The ideal scenario is to take the look and feel and ease of public cloud and integrate it into a state data center. From a user’s perspective it would be a very similar experience to Microsoft Azure or AWS, but in actuality they would be residing in the state’s enterprise data center. This is exactly what ViON Enterprise CloudTM(VEC) can deliver. VEC effectively addresses both cost and complexity challenges. The ViON Cloud Services PlatformTM (VCSP) provides a common governance framework and control over service options, eliminating “surprise” invoices and the ViON Multi-Cloud OrchestratorTM (VMCO) significantly reduces complexity, delivering automation and control over legacy infrastructure, hyperconverged infrastructure, private cloud environments and public cloud deployments. It’s this level of control and management that differentiates one cloud experience from another.
From a financial perspective, providing IT services to state agencies in an “as-a-Service” model can be difficult for providers that lack experience and resources. Calculating future capacity and factoring that into consumption rates is a complex process. How can state agencies acquire cloud services at an attractive price point while minimizing complexity and ensuring IT objectives are being met? In my role as a CIO, I looked to experience.

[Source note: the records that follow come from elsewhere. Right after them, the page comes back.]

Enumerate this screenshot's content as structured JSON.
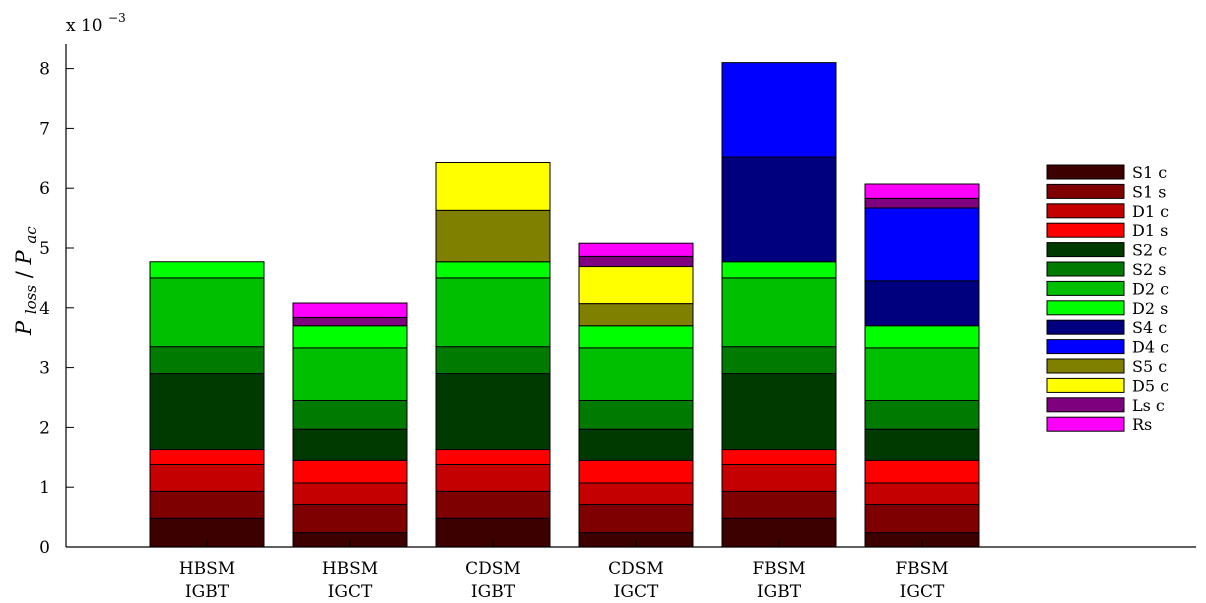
{
  "chart_data": {
    "type": "bar",
    "stacked": true,
    "multiplier_label": "x 10",
    "multiplier_exponent": "−3",
    "ylabel": {
      "main": "P",
      "main_sub": "loss",
      "sep": "/",
      "denom": "P",
      "denom_sub": "ac"
    },
    "ylim": [
      0,
      8.4
    ],
    "yticks": [
      "0",
      "1",
      "2",
      "3",
      "4",
      "5",
      "6",
      "7",
      "8"
    ],
    "categories": [
      {
        "line1": "HBSM",
        "line2": "IGBT"
      },
      {
        "line1": "HBSM",
        "line2": "IGCT"
      },
      {
        "line1": "CDSM",
        "line2": "IGBT"
      },
      {
        "line1": "CDSM",
        "line2": "IGCT"
      },
      {
        "line1": "FBSM",
        "line2": "IGBT"
      },
      {
        "line1": "FBSM",
        "line2": "IGCT"
      }
    ],
    "series": [
      {
        "name": "S1 c",
        "color": "#3d0000",
        "values": [
          0.48,
          0.24,
          0.48,
          0.24,
          0.48,
          0.24
        ]
      },
      {
        "name": "S1 s",
        "color": "#7f0000",
        "values": [
          0.45,
          0.47,
          0.45,
          0.47,
          0.45,
          0.47
        ]
      },
      {
        "name": "D1 c",
        "color": "#c40000",
        "values": [
          0.45,
          0.36,
          0.45,
          0.36,
          0.45,
          0.36
        ]
      },
      {
        "name": "D1 s",
        "color": "#ff0000",
        "values": [
          0.25,
          0.38,
          0.25,
          0.38,
          0.25,
          0.38
        ]
      },
      {
        "name": "S2 c",
        "color": "#003a00",
        "values": [
          1.27,
          0.52,
          1.27,
          0.52,
          1.27,
          0.52
        ]
      },
      {
        "name": "S2 s",
        "color": "#007a00",
        "values": [
          0.45,
          0.48,
          0.45,
          0.48,
          0.45,
          0.48
        ]
      },
      {
        "name": "D2 c",
        "color": "#00bf00",
        "values": [
          1.15,
          0.88,
          1.15,
          0.88,
          1.15,
          0.88
        ]
      },
      {
        "name": "D2 s",
        "color": "#00ff00",
        "values": [
          0.27,
          0.37,
          0.27,
          0.37,
          0.27,
          0.37
        ]
      },
      {
        "name": "S4 c",
        "color": "#00007f",
        "values": [
          0,
          0,
          0,
          0,
          1.75,
          0.75
        ]
      },
      {
        "name": "D4 c",
        "color": "#0000ff",
        "values": [
          0,
          0,
          0,
          0,
          1.58,
          1.22
        ]
      },
      {
        "name": "S5 c",
        "color": "#7f7f00",
        "values": [
          0,
          0,
          0.86,
          0.37,
          0,
          0
        ]
      },
      {
        "name": "D5 c",
        "color": "#ffff00",
        "values": [
          0,
          0,
          0.8,
          0.62,
          0,
          0
        ]
      },
      {
        "name": "Ls c",
        "color": "#7f007f",
        "values": [
          0,
          0.14,
          0,
          0.17,
          0,
          0.16
        ]
      },
      {
        "name": "Rs",
        "color": "#ff00ff",
        "values": [
          0,
          0.24,
          0,
          0.22,
          0,
          0.24
        ]
      }
    ]
  }
}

ViON has been providing a consumption-based IT delivery model since 2003. It started with the Department of Defense and has grown to service many more agencies at the federal and state government levels, as well as multiple organizations in the commercial sector. ViON’s financial model for infrastructure services enables CIOs to provide services/pricing for what is actually consumed, without committed volumes/rates based on what is deployed in the data center.
Moving to the cloud can be complex and if not done properly, costly. But it doesn’t need to be. Choosing a provider with experience is the first step.